V10-03: Indocyanine green guided Robot assisted Radical Nephrectomy and level III Inferior Vena cava tumor thrombectomy
Robot-assisted Radical nephrectomy (RN) with Inferior vena cava (IVC) thrombectomy for renal cancer is one of the most challenging urologic surgical procedures. A crucial step is the control of the cranial edge of the thrombus. In this video we highlighted surgical steps of a right RN and level III IVC thrombectomy using Indocyanine green (ICG) guidance for the management of the upper boundary of IVC tumour thrombus.
Preoperative embolization of renal artery is usually was performed. Key surgical steps are: liver mobilization, with an extensive incision of triangular ligament to expose the retrohepatic IVC; meticulous IVC isolation, cranially and distally to the neoplastic thrombus, for tourniquets placement; ligation and dissection of all lumbar and right gonadal veins, left renal vein isolation for tourniquet encircling. After right renal arteries transection, the previously applied tourniquets were synched down after confirming, with near infrared fluorescence imaging (NIFI), the proper control of cranial thrombus edge. Cavotomy was performed and the thrombus delivered and secured into an endo catch bag. IVC lumen was copiously irrigated with heparin saline solution and IVC suture performed with 3-0 monocryl running suture. After tourniquets removal, NIFI was used to inspect IVC lumen and to confirm proper restoration of IVC flow. Finally, nephrectomy was completed. Patients with renal tumour and level III IVC thrombus treated between October 2017 and August 2018 were included. Baseline, preoperative, perioperative and pathologic characteristics were reported in Table 1.

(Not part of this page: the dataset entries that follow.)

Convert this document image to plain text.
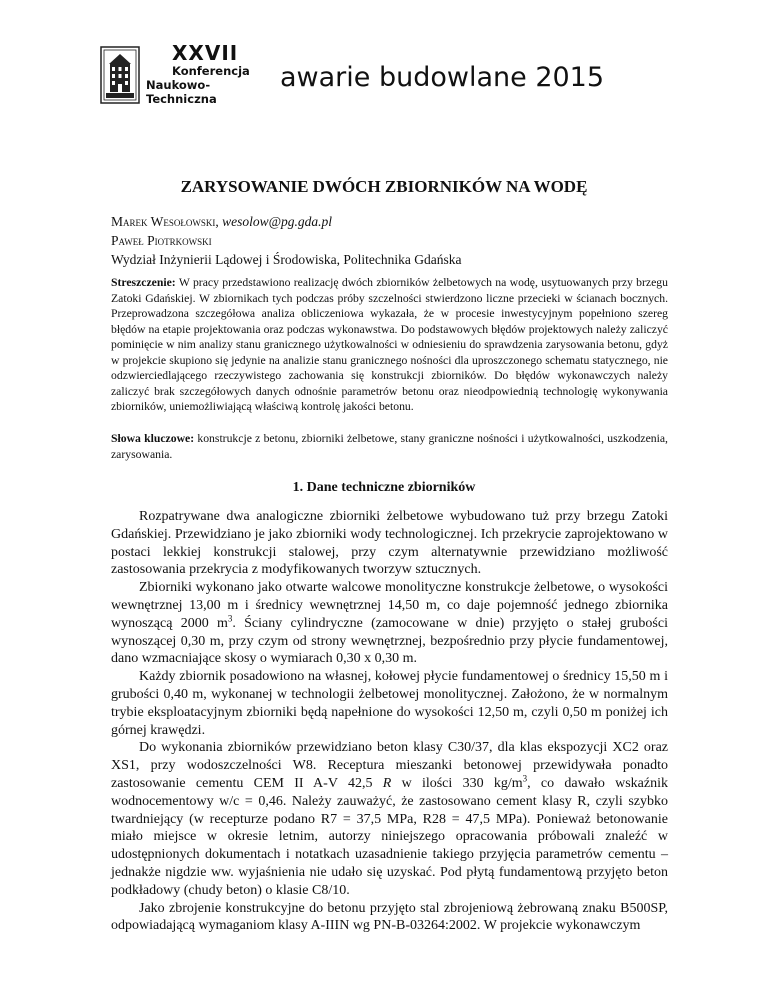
XXVII
Konferencja
Naukowo-Techniczna
awarie budowlane 2015
ZARYSOWANIE DWÓCH ZBIORNIKÓW NA WODĘ
Marek Wesołowski, wesolow@pg.gda.pl
Paweł Piotrkowski
Wydział Inżynierii Lądowej i Środowiska, Politechnika Gdańska
Streszczenie: W pracy przedstawiono realizację dwóch zbiorników żelbetowych na wodę, usytuowanych przy brzegu Zatoki Gdańskiej. W zbiornikach tych podczas próby szczelności stwierdzono liczne przecieki w ścianach bocznych. Przeprowadzona szczegółowa analiza obliczeniowa wykazała, że w procesie inwestycyjnym popełniono szereg błędów na etapie projektowania oraz podczas wykonawstwa. Do podstawowych błędów projektowych należy zaliczyć pominięcie w nim analizy stanu granicznego użytkowalności w odniesieniu do sprawdzenia zarysowania betonu, gdyż w projekcie skupiono się jedynie na analizie stanu granicznego nośności dla uproszczonego schematu statycznego, nie odzwierciedlającego rzeczywistego zachowania się konstrukcji zbiorników. Do błędów wykonawczych należy zaliczyć brak szczegółowych danych odnośnie parametrów betonu oraz nieodpowiednią technologię wykonywania zbiorników, uniemożliwiającą właściwą kontrolę jakości betonu.
Słowa kluczowe: konstrukcje z betonu, zbiorniki żelbetowe, stany graniczne nośności i użytkowalności, uszkodzenia, zarysowania.
1. Dane techniczne zbiorników

Rozpatrywane dwa analogiczne zbiorniki żelbetowe wybudowano tuż przy brzegu Zatoki Gdańskiej. Przewidziano je jako zbiorniki wody technologicznej. Ich przekrycie zaprojektowano w postaci lekkiej konstrukcji stalowej, przy czym alternatywnie przewidziano możliwość zastosowania przekrycia z modyfikowanych tworzyw sztucznych.

Zbiorniki wykonano jako otwarte walcowe monolityczne konstrukcje żelbetowe, o wysokości wewnętrznej 13,00 m i średnicy wewnętrznej 14,50 m, co daje pojemność jednego zbiornika wynoszącą 2000 $m^3$. Ściany cylindryczne (zamocowane w dnie) przyjęto o stałej grubości wynoszącej 0,30 m, przy czym od strony wewnętrznej, bezpośrednio przy płycie fundamentowej, dano wzmacniające skosy o wymiarach 0,30 x 0,30 m.

Każdy zbiornik posadowiono na własnej, kołowej płycie fundamentowej o średnicy 15,50 m i grubości 0,40 m, wykonanej w technologii żelbetowej monolitycznej. Założono, że w normalnym trybie eksploatacyjnym zbiorniki będą napełnione do wysokości 12,50 m, czyli 0,50 m poniżej ich górnej krawędzi.

Do wykonania zbiorników przewidziano beton klasy C30/37, dla klas ekspozycji XC2 oraz XS1, przy wodoszczelności W8. Receptura mieszanki betonowej przewidywała ponadto zastosowanie cementu CEM II A-V 42,5 R w ilości 330 $kg/m^3$, co dawało wskaźnik wodnocementowy w/c = 0,46. Należy zauważyć, że zastosowano cement klasy R, czyli szybko twardniejący (w recepturze podano R7 = 37,5 MPa, R28 = 47,5 MPa). Ponieważ betonowanie miało miejsce w okresie letnim, autorzy niniejszego opracowania próbowali znaleźć w udostępnionych dokumentach i notatkach uzasadnienie takiego przyjęcia parametrów cementu – jednakże nigdzie ww. wyjaśnienia nie udało się uzyskać. Pod płytą fundamentową przyjęto beton podkładowy (chudy beton) o klasie C8/10.

Jako zbrojenie konstrukcyjne do betonu przyjęto stal zbrojeniową żebrowaną znaku B500SP, odpowiadającą wymaganiom klasy A-IIIN wg PN-B-03264:2002. W projekcie wykonawczym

Overall, NIFI guidance was used in 4 patients with right side level III IVC thrombi. Mean follow-up was 8 months. Mean operative time was 282.5 minutes, with a mean IVC clamp time of 35 minutes. One patient required blood transfusion. Clavien grade 2 complication occurred in one patient; one patient experienced atrial fibrillation in post-operative day 3, which required intensive care unit management (Clavien grade 4a).
NIFI represents a significant technical advancement in the management of level III tumour thrombi, to improve control of the cranial thrombus edge and to confirm proper restoration of IVC flow after Cava suture.